От творения Коваля, правда, остались «рожки да ножки», но тут был важен не сюжет, не музыкальный ряд и даже не слова, а накал патетики и гражданской самоуверенности. В этом плане Коваль оказался для создателей спектакля надежнейшей платформой, потому как эстетика «большого стиля», что с ней не делай, свой запас железобетонной прочности всегда сохраняет. Настоящий художник ведь, как известно, кожей и нутром чувствует запрос времени и публики. Он добровольный раб своего таланта, небеса говорят с нами его голосом и его творениями.
Днями в знаменитом особняке барона Дервиза на Галерной улице состоялась премьера оперы-митинга «Крым», как сказано в программке — «спектакля народного артиста России Юрия Александрова». Судить художника надо, как известно, по закону, им самим над собою признанным. Закон Александрова в этой работе, как я поняла его, — одобрить и поддержать сегодняшнюю государственную политику всецело и безоговорочно. Художественный руководитель театра «Санкт-Петербург опера» самоотверженно подставляет свое творческое плечо и, кажется, стоит рядом с руководством страны в решающую минуту судьбоносных действий.
Митинг — это такой театральный по сути жанр, где принципиально не может быть полутонов, оттенков, мысли и тени сомнения. Это, что греха таить, обращение к стадным чувствам, принципиальное нивелирование личности — тут порыв и единомыслие ценятся превыше всего. И поэтому не имеет значения, что с четвертого ряда 80% слов разобрать мне не удалось, что символы и сценические метафоры не то что вторичны, а просто архаичны.

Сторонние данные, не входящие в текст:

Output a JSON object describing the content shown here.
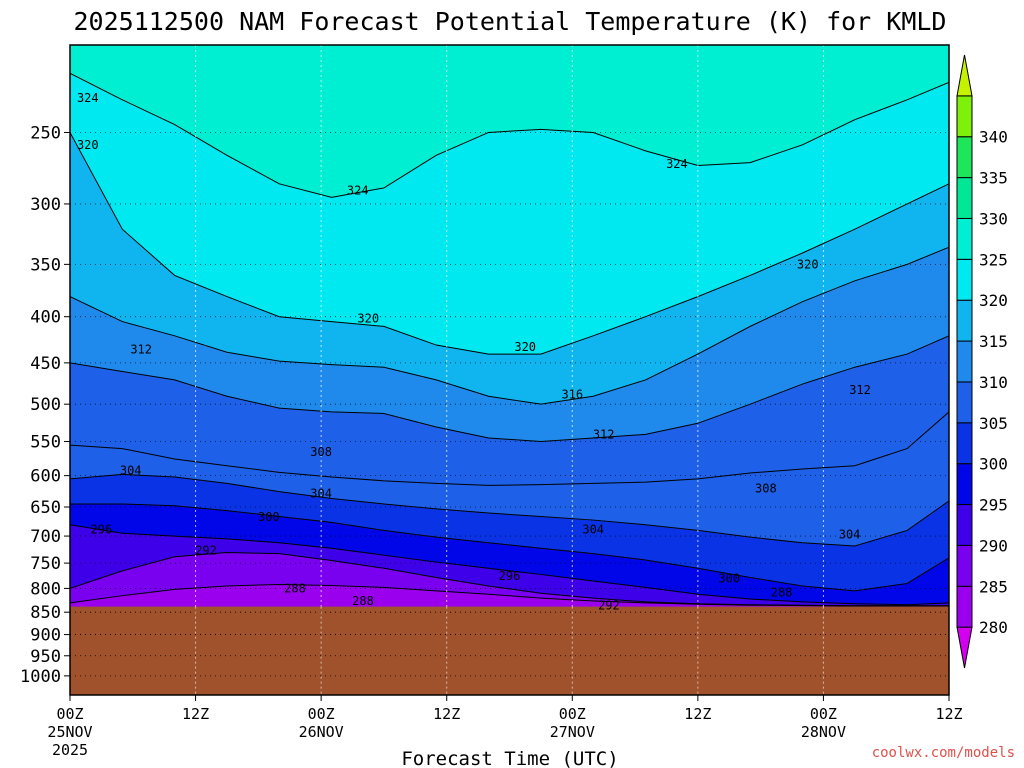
{
  "chart_data": {
    "type": "heatmap",
    "title": "2025112500 NAM Forecast Potential Temperature (K) for KMLD",
    "xlabel": "Forecast Time (UTC)",
    "ylabel": "",
    "credit": "coolwx.com/models",
    "y_scale": "log-pressure",
    "ylim_hpa": [
      1050,
      200
    ],
    "y_ticks": [
      250,
      300,
      350,
      400,
      450,
      500,
      550,
      600,
      650,
      700,
      750,
      800,
      850,
      900,
      950,
      1000
    ],
    "x_range_hours": [
      0,
      84
    ],
    "x_ticks": [
      {
        "hour": 0,
        "line1": "00Z",
        "line2": "25NOV",
        "line3": "2025"
      },
      {
        "hour": 12,
        "line1": "12Z",
        "line2": "",
        "line3": ""
      },
      {
        "hour": 24,
        "line1": "00Z",
        "line2": "26NOV",
        "line3": ""
      },
      {
        "hour": 36,
        "line1": "12Z",
        "line2": "",
        "line3": ""
      },
      {
        "hour": 48,
        "line1": "00Z",
        "line2": "27NOV",
        "line3": ""
      },
      {
        "hour": 60,
        "line1": "12Z",
        "line2": "",
        "line3": ""
      },
      {
        "hour": 72,
        "line1": "00Z",
        "line2": "28NOV",
        "line3": ""
      },
      {
        "hour": 84,
        "line1": "12Z",
        "line2": "",
        "line3": ""
      }
    ],
    "colorbar": {
      "levels": [
        280,
        285,
        290,
        295,
        300,
        305,
        310,
        315,
        320,
        325,
        330,
        335,
        340
      ],
      "colors": [
        "#d300f0",
        "#9a00ee",
        "#7a00f0",
        "#3d00e8",
        "#0006e8",
        "#0a33e6",
        "#1e60e8",
        "#1f8aec",
        "#10b5f0",
        "#00e8f0",
        "#00eed2",
        "#00e896",
        "#1de65a",
        "#7ef00a",
        "#c4f200"
      ]
    },
    "terrain_below_hpa": 838,
    "terrain_color": "#a0522d",
    "grid": true,
    "isentropes": [
      {
        "theta": 288,
        "p": [
          830,
          815,
          802,
          795,
          792,
          794,
          798,
          805,
          812,
          820,
          826,
          830,
          833,
          835,
          836,
          837,
          837,
          837
        ]
      },
      {
        "theta": 292,
        "p": [
          800,
          765,
          738,
          730,
          732,
          745,
          760,
          778,
          795,
          810,
          820,
          828,
          832,
          834,
          835,
          836,
          836,
          836
        ]
      },
      {
        "theta": 296,
        "p": [
          680,
          695,
          700,
          705,
          712,
          722,
          735,
          748,
          760,
          772,
          785,
          798,
          812,
          822,
          828,
          832,
          834,
          830
        ]
      },
      {
        "theta": 300,
        "p": [
          645,
          645,
          648,
          656,
          666,
          676,
          690,
          702,
          712,
          722,
          732,
          744,
          760,
          778,
          795,
          805,
          790,
          740
        ]
      },
      {
        "theta": 304,
        "p": [
          605,
          598,
          602,
          612,
          625,
          636,
          645,
          653,
          660,
          666,
          672,
          680,
          690,
          702,
          712,
          718,
          690,
          640
        ]
      },
      {
        "theta": 308,
        "p": [
          555,
          560,
          575,
          585,
          595,
          602,
          608,
          612,
          615,
          614,
          612,
          610,
          605,
          596,
          590,
          585,
          560,
          510
        ]
      },
      {
        "theta": 312,
        "p": [
          450,
          460,
          470,
          490,
          505,
          510,
          512,
          530,
          545,
          550,
          545,
          540,
          525,
          500,
          475,
          455,
          440,
          420
        ]
      },
      {
        "theta": 316,
        "p": [
          380,
          405,
          420,
          438,
          448,
          452,
          455,
          470,
          490,
          500,
          490,
          470,
          440,
          410,
          385,
          365,
          350,
          335
        ]
      },
      {
        "theta": 320,
        "p": [
          250,
          320,
          360,
          380,
          400,
          405,
          410,
          430,
          440,
          440,
          420,
          400,
          380,
          360,
          340,
          320,
          300,
          285
        ]
      },
      {
        "theta": 324,
        "p": [
          215,
          230,
          245,
          265,
          285,
          295,
          288,
          265,
          250,
          248,
          250,
          262,
          272,
          270,
          258,
          242,
          230,
          220
        ]
      }
    ],
    "isentrope_hours": [
      0,
      5,
      10,
      15,
      20,
      25,
      30,
      35,
      40,
      45,
      50,
      55,
      60,
      65,
      70,
      75,
      80,
      84
    ],
    "contour_labels": [
      {
        "text": "324",
        "hour": 1.7,
        "p": 229
      },
      {
        "text": "320",
        "hour": 1.7,
        "p": 258
      },
      {
        "text": "324",
        "hour": 27.5,
        "p": 290
      },
      {
        "text": "324",
        "hour": 58.0,
        "p": 271
      },
      {
        "text": "320",
        "hour": 28.5,
        "p": 402
      },
      {
        "text": "320",
        "hour": 43.5,
        "p": 432
      },
      {
        "text": "320",
        "hour": 70.5,
        "p": 350
      },
      {
        "text": "312",
        "hour": 6.8,
        "p": 435
      },
      {
        "text": "316",
        "hour": 48.0,
        "p": 488
      },
      {
        "text": "312",
        "hour": 51.0,
        "p": 540
      },
      {
        "text": "312",
        "hour": 75.5,
        "p": 482
      },
      {
        "text": "308",
        "hour": 24.0,
        "p": 565
      },
      {
        "text": "308",
        "hour": 66.5,
        "p": 620
      },
      {
        "text": "304",
        "hour": 5.8,
        "p": 592
      },
      {
        "text": "304",
        "hour": 24.0,
        "p": 628
      },
      {
        "text": "304",
        "hour": 50.0,
        "p": 688
      },
      {
        "text": "304",
        "hour": 74.5,
        "p": 697
      },
      {
        "text": "300",
        "hour": 19.0,
        "p": 667
      },
      {
        "text": "300",
        "hour": 63.0,
        "p": 780
      },
      {
        "text": "296",
        "hour": 3.0,
        "p": 688
      },
      {
        "text": "296",
        "hour": 42.0,
        "p": 775
      },
      {
        "text": "292",
        "hour": 13.0,
        "p": 726
      },
      {
        "text": "292",
        "hour": 51.5,
        "p": 836
      },
      {
        "text": "288",
        "hour": 21.5,
        "p": 800
      },
      {
        "text": "288",
        "hour": 28.0,
        "p": 826
      },
      {
        "text": "288",
        "hour": 68.0,
        "p": 808
      }
    ]
  }
}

Вспомнилось мне, как октябренком участвовала в так называемых «декламационных монтажах», школьных приветствиях участникам районных партийных конференций: читали мы перемонтированные завучами в сотый, вероятно, раз доморощенные стихи — немного о вечно живом дедушке Ленине, который нам все дал, немного о крошечных недостатках текущей жизни. Бодро, живо, с вылупленными глазами — от чувства ответственности момента…
Можно ли сказать, что автор спектакля фальшивит, льстит, прогибается перед начальством, или, не дай Бог, выслуживается? Зачем это ему, думаю я, читая интервью, где Александров говорит о перекличке между своей работой и трудом Шостаковича в блокадном Ленинграде. Он художник, режиссер, он такой вот закон над собой поставил и в поте лица работал. Но дьявол, как известно, в деталях. Шостакович писал Седьмую симфонию в городе, где люди умирали от голода. В отреставрированном особняке театра красота и благолепие, у входа экипаж полиции, в зале — вице-губернатор и глава Комитета по культуре. Ну вот право, Шостакович тут совсем лишний. Не стоило всуе его тревожить.
Великие советские режиссеры ХХ века были вынуждены делать, скажем так, государственные постановки. Марк Захаров с его знаменитой работой «Синие кони на красной траве», Олег Ефремов и многострадальная постановка пьесы Михаила Шатрова «Так победим!» остались в истории культуры как победы художников над обстоятельствами идеологического безумства, возвысив своих создателей. А все потому, что в этих работах, несмотря на понятные тогдашнему зрителю уступки и маневры, публику вели к некому идеалу, который читался, был перспективен и соответствовал тому, что ныне принято именовать национальным культурным кодом.